Spektakuläre Wiederentdeckung eines musikhistorischen Kuriosums

von Rainer Aschemeier  •  7. September 2011
Best.-Nr.: GCD 921622 / EAN: 8424562016224

Einst war Musik auch eine geographische Angelegenheit: Händel machte sich in Rom unbeliebt, weil er laut Meinung einiger hochgestellter Herren „viel zu französisch“ komponiert hätte. Im Gegensatz dazu verachtete der französische Barock die durch Rezitative „entstellte“ italienische Oper, die für französische Ohren wohl so etwas wie der Gipfel der musikalischen Unzugänglichkeit gewesen sein soll. Eine Annäherung fand somit nicht statt. Eher versuchten französische und italienische Komponisten lange Zeit, sich ganz bewusst voneinander abzugrenzen.

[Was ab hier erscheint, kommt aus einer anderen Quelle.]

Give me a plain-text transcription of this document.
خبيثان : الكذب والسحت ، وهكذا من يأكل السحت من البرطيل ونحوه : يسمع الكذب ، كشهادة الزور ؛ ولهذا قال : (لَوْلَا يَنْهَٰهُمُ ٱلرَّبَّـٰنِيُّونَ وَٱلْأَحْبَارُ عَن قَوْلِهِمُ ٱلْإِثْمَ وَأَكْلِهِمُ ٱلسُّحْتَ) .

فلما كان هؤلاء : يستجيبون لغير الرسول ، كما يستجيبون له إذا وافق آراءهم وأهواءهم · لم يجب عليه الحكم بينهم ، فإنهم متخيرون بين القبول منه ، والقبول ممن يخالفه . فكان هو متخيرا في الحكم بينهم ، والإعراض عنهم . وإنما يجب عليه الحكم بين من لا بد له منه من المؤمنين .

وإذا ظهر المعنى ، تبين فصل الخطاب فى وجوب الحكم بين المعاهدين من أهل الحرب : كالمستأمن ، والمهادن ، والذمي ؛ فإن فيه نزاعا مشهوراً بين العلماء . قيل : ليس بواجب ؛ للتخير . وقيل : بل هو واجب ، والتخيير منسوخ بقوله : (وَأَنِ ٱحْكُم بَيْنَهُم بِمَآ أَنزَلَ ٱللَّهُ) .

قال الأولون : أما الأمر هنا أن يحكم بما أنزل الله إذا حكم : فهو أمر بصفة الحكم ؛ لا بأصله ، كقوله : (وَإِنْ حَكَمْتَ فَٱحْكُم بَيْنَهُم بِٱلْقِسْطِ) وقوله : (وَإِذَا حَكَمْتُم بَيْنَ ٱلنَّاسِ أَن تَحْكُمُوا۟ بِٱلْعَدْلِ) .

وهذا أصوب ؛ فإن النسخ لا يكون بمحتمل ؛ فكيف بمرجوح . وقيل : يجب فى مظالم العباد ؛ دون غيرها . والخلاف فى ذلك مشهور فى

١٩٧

In diesen Tagen erscheint eine neue CD beim spanischen Edel-Label „Glossa“, die beweist, dass es zumindest an Versuchen, beide Stile einander anzunähern nicht fehlte. Hierbei sollte allerdings gesagt sein, dass André Campras als „Opéra-ballet“ titulierter Vorstoß eine einmalige, selbst aus heutiger Sicht noch gewagt anmutende Kuriosität gewesen ist. Campra, zu seiner Zeit einer der beliebtesten Komponisten von Opern und geistlicher Musik im barocken Paris, nahm den „Karneval von Venedig“ zum Anlass, um ein groß angelegtes Bühnenwerk zu kreieren. Die Franzosen hatten zu der Zeit bereits viel vom venezianischen Karneval gehört, wobei die Stories, die man sich darüber hinter vorgehaltener Hand ins Ohr tuschelte, wohl vor allem die frivole und lustvolle Seite dieser Traditionsveranstaltung hervorgehoben haben dürften.

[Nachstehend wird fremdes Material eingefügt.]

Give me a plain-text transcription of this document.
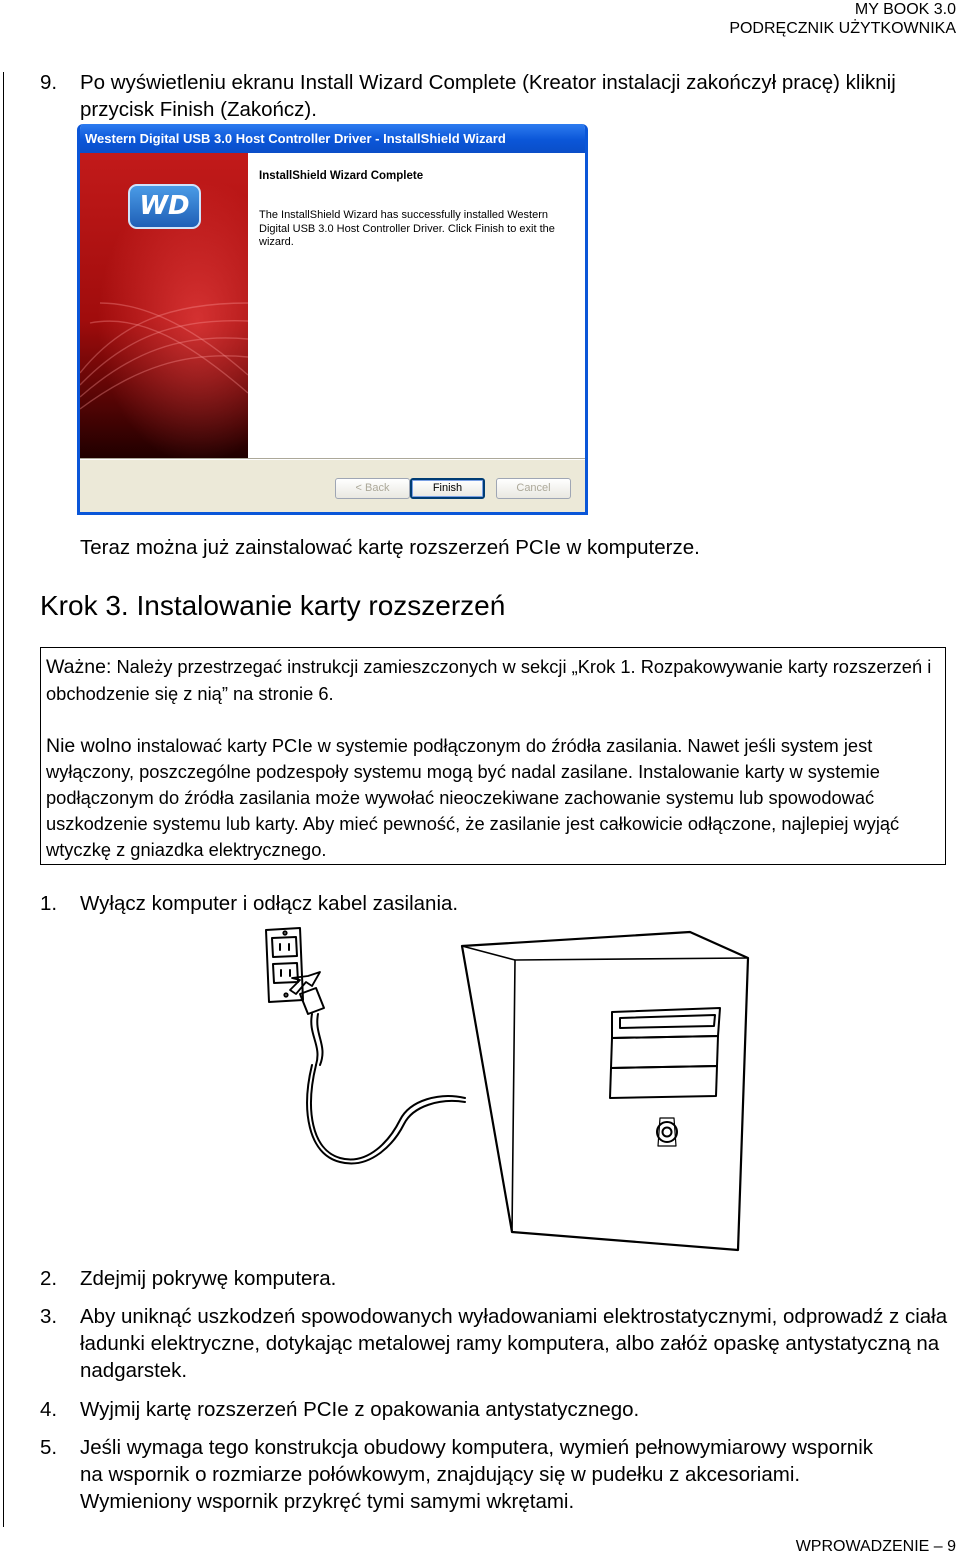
MY BOOK 3.0
PODRĘCZNIK UŻYTKOWNIKA
9. Po wyświetleniu ekranu Install Wizard Complete (Kreator instalacji zakończył pracę) kliknij przycisk Finish (Zakończ).
Western Digital USB 3.0 Host Controller Driver - InstallShield Wizard
WD
InstallShield Wizard Complete
The InstallShield Wizard has successfully installed Western Digital USB 3.0 Host Controller Driver. Click Finish to exit the wizard.
< Back	Finish	Cancel
Teraz można już zainstalować kartę rozszerzeń PCIe w komputerze.
Krok 3. Instalowanie karty rozszerzeń

Ważne: Należy przestrzegać instrukcji zamieszczonych w sekcji „Krok 1. Rozpakowywanie karty rozszerzeń i obchodzenie się z nią” na stronie 6.

Nie wolno instalować karty PCIe w systemie podłączonym do źródła zasilania. Nawet jeśli system jest wyłączony, poszczególne podzespoły systemu mogą być nadal zasilane. Instalowanie karty w systemie podłączonym do źródła zasilania może wywołać nieoczekiwane zachowanie systemu lub spowodować uszkodzenie systemu lub karty. Aby mieć pewność, że zasilanie jest całkowicie odłączone, najlepiej wyjąć wtyczkę z gniazdka elektrycznego.

1. Wyłącz komputer i odłącz kabel zasilania.
2. Zdejmij pokrywę komputera.
3. Aby uniknąć uszkodzeń spowodowanych wyładowaniami elektrostatycznymi, odprowadź z ciała ładunki elektryczne, dotykając metalowej ramy komputera, albo załóż opaskę antystatyczną na nadgarstek.
4. Wyjmij kartę rozszerzeń PCIe z opakowania antystatycznego.
5. Jeśli wymaga tego konstrukcja obudowy komputera, wymień pełnowymiarowy wspornik na wspornik o rozmiarze połówkowym, znajdujący się w pudełku z akcesoriami. Wymieniony wspornik przykręć tymi samymi wkrętami.
WPROWADZENIE – 9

Es wird die Maskenfreiheit und frivole Ausgelassenheit des venezianischen Karnevals gewesen sein, die Campra und sein Publikum faszinierten. In "Le Carnaval de Venise" bediente der Komponist diese Sehnsucht des Publikums nach schwungvollem Pomp und größtmöglichem Theatereffekt aufs vortrefflichste. Bildquelle: wikimedia commons.

Aus heutiger Sicht könnte man das vielleicht am ehesten damit vergleichen, als würde ein Komponist unserer Tage versuchen, ein Bühnenwerk über die goldene Zeit der „Loveparade“ zu schreiben, wobei im Programmheft stünde: „Garantiert mit Dancemusic-Elementen und viel nackter Haut!“

Ein richtiges Skandalwerk war es also, was André Campra sich hier vorgenommen hatte. Man kann sich gut vorstellen, wie sich sein „Opernballett“, das etwa 50/50 aus Gesangsnummern und aus rein instrumental dargebotener Ballettmusik besteht, dazu eignete, alle Facetten der Kostüm- und Bühnenbilderkunst in einer womöglich noch nie dagewesenen Fülle zu präsentieren. Zudem bot es mit der Verquickung des für das Publikum gewohnten französischen Stils und einer hoch interessant anzuhörenden Imitation des italienischen Opernhabitus auch dem Komponisten einen fabelhaften „Präsentierteller“.
Doch das Unterfangen war auch gewagt: Schließlich hatte das Publikum durchaus seine Ressentiments gegenüber der italienischen Oper; gleichzeitig aber war es von ihr und dem damit einhergehenden „Dolce Vita“-Gefühl fasziniert. Es war also eine Gratwanderung, die Campra hier unternahm. Doch sie sollte sich für ihn auszahlen: „Le Carnaval de Venise“ wurde ein großer Erfolg und sollte seinem Schöpfer noch viele Jahre voller Ruhm bescheren.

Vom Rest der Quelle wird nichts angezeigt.